All Your Code Are Belong to Me

December 10, 2020
security

Publishing of this post was postponed until the report vulnerability described here had been corrected. The core risk of software supply chain issues is still a widespread issue.

tldr; don’t depend on un-pinned external projects controlled by someone who doesn’t work at your company. Especially as a core part of your payment processing infrastructure.

Fun security-related thing that I thought I’d share, just so that people don’t forget the risk.

I was at a company years ago that, as an e-commerce platform, did a lot of payment processing. At the time, we found an annoying bug in an open-source library we were using, and decided to fork the repository, patch the issue, and use our own fork going forward.
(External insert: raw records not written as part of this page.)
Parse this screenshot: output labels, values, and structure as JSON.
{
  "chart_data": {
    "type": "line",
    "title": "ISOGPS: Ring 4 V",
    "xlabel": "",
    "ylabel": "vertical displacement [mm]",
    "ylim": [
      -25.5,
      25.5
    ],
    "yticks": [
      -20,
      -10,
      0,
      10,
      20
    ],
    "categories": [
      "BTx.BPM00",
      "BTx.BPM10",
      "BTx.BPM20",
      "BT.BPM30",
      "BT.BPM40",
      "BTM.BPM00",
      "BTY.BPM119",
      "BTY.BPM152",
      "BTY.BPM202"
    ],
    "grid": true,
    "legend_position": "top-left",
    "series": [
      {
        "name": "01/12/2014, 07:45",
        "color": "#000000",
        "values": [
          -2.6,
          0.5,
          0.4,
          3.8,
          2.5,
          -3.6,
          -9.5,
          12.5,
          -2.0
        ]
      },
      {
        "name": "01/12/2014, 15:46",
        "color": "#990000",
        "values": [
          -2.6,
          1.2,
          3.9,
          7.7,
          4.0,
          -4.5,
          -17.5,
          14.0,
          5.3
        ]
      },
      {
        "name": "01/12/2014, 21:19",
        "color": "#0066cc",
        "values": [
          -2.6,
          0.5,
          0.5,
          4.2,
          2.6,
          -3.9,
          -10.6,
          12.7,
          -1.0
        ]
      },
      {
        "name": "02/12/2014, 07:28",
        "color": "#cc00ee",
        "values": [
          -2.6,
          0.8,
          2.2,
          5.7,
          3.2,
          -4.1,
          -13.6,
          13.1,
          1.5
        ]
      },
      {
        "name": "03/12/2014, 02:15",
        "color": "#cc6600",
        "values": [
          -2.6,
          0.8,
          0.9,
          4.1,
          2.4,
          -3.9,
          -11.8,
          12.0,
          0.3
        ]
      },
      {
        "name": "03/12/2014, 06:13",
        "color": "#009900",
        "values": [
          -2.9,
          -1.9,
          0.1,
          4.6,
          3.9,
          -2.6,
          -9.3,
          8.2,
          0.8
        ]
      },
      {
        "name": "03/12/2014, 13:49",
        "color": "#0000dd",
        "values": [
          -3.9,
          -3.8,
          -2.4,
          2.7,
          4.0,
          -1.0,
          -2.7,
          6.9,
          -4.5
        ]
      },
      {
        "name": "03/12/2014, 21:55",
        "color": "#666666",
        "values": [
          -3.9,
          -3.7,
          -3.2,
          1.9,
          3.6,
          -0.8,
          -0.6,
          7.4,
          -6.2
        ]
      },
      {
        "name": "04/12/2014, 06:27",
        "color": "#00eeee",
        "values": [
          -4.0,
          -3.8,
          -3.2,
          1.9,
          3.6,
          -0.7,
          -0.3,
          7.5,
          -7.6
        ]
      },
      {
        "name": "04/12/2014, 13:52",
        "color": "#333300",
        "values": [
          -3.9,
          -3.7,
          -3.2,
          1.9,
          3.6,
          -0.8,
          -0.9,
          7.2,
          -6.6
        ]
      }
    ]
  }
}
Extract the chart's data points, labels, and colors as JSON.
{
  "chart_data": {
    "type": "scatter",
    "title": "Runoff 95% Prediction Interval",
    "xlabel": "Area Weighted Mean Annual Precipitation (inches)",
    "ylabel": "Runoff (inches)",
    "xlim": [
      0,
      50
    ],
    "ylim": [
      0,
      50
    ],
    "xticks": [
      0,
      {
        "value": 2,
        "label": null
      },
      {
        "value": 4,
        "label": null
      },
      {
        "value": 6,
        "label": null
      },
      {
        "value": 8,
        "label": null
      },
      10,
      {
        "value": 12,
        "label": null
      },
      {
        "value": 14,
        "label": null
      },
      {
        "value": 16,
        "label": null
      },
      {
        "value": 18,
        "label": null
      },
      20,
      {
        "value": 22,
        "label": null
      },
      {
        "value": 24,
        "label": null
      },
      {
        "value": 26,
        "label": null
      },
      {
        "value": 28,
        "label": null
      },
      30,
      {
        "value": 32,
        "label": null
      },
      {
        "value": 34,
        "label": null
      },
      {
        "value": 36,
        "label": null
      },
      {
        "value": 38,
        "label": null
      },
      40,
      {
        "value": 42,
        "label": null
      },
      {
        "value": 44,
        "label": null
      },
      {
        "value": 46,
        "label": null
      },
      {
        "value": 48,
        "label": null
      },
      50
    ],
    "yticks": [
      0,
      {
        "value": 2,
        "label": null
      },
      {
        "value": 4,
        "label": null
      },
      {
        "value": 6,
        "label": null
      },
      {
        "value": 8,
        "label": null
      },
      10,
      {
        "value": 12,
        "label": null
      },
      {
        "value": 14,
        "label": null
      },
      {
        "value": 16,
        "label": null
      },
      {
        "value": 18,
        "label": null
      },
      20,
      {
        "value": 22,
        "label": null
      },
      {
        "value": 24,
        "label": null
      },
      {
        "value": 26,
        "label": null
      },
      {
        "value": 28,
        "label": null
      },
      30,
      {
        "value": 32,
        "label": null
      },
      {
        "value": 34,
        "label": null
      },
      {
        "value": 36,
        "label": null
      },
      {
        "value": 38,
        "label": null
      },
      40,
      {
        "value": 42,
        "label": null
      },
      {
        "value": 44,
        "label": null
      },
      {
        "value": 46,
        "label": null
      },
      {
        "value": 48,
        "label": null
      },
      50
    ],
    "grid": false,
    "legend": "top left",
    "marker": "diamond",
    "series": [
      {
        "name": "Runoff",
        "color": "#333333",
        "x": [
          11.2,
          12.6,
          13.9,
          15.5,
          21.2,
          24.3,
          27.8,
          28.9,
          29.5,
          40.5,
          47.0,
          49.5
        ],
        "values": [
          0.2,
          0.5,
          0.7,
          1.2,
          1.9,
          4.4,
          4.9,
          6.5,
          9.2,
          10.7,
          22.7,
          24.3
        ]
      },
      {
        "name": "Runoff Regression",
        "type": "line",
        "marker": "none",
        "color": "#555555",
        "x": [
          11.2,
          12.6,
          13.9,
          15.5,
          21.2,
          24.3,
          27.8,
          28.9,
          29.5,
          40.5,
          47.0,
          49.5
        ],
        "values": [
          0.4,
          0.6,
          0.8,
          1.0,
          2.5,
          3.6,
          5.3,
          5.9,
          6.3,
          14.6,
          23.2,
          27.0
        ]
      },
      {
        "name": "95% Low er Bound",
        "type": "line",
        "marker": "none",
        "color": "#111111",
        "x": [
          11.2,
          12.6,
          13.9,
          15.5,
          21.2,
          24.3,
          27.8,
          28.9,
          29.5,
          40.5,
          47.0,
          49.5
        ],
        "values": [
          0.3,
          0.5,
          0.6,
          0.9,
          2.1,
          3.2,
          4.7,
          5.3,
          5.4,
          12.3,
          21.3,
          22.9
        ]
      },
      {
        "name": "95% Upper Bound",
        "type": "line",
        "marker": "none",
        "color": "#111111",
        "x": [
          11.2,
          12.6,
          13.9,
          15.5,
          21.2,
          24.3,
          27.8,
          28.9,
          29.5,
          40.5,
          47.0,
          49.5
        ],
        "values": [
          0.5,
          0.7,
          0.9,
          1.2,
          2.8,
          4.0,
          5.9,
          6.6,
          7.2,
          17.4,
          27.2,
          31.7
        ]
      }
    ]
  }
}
At the time I made this fork under my own github rather than the company github (whoops), and it was referenced as a python git wheel against the branch. This was a bad practice, but it worked at the time, we were a small start-up, and it did not get fixed.

Yes, this is a bad practice, but we all know it happens in small companies, and we shouldn’t pretend it doesn’t. If we do pretend, then we are just ignoring the lessons that can be learned.

Fast-forward to last 2020. I was going through repos, and saw one that I didn’t recognize. I was about to delete it when I remembered what it was. Before deleting it, I reached out to a friend to make sure that they had updated the dependency since my time there, and that my fork wasn’t still in use.

They hadn’t. It was 100% still in use.

Now I’m a nice person. I obviously was not going to do anything malicious here. But really, the best case scenario of me changing something here would have been that their usage stopped working, or their build breaks.

The malicious scenario was that all of the customer monies would now belong to me.

It would have been trivial to push a new version of this package that would have been included into this companies build, and redirect arbitrary payments away from their intended destination. It would have been trivial to monkey-patch any code running within the application to exfiltrate data.

Well your first thought might be “if you made a malicious change to an open source package, someone would have immediately noticed.” Yes, for an open-source product that would be the case. But for a fork of a public project which is used by only a single company? Unlikely. Either way, you should not be depending on detecting changes in dependencies after-the-fact, but rather ensuring that the versions and signatures of all of your dependencies are pinned.

So, ya, software supply chain matters. But what can we do about it?

1. Do not use un-pinned dependencies

I understand that with modern tools this is often very difficult, due to the deeply nested dependency chains that have developed as a result of modern package managers (NPM, Pip, etc). I do not have any full solutions here, but there are plenty of other resources which attempt to present best practices here.

2. Vendor any dependencies which cannot be pinned

Related to the above, in a situation where it is impractical to pin all dependencies in order to provide a reproducible build you should be vendoring your dependencies. Obviously this can make updating dependencies a very tedious process, and a balance will have to be made here taking into account your specific development velocity and security needs.

3. Do not use forks which are not controlled internally

Forks of public projects are largely under much less scrutiny than the “official” version. If you need to depend on a fork, it should live in the corporate version control system (in Github, under the organization’s account). Forks under personal accounts should not be used.

There may be little difference initially, but as soon as that employee leaves, the organization effectively loses control of the fork, and immediately begin using a dependency which is controlled by a potentially-malicious external individual. This is always bad.

Keeping all company-written code within the company-controlled version control system ensures that employees do not maintain the ability to push arbitrary code into production after a departure.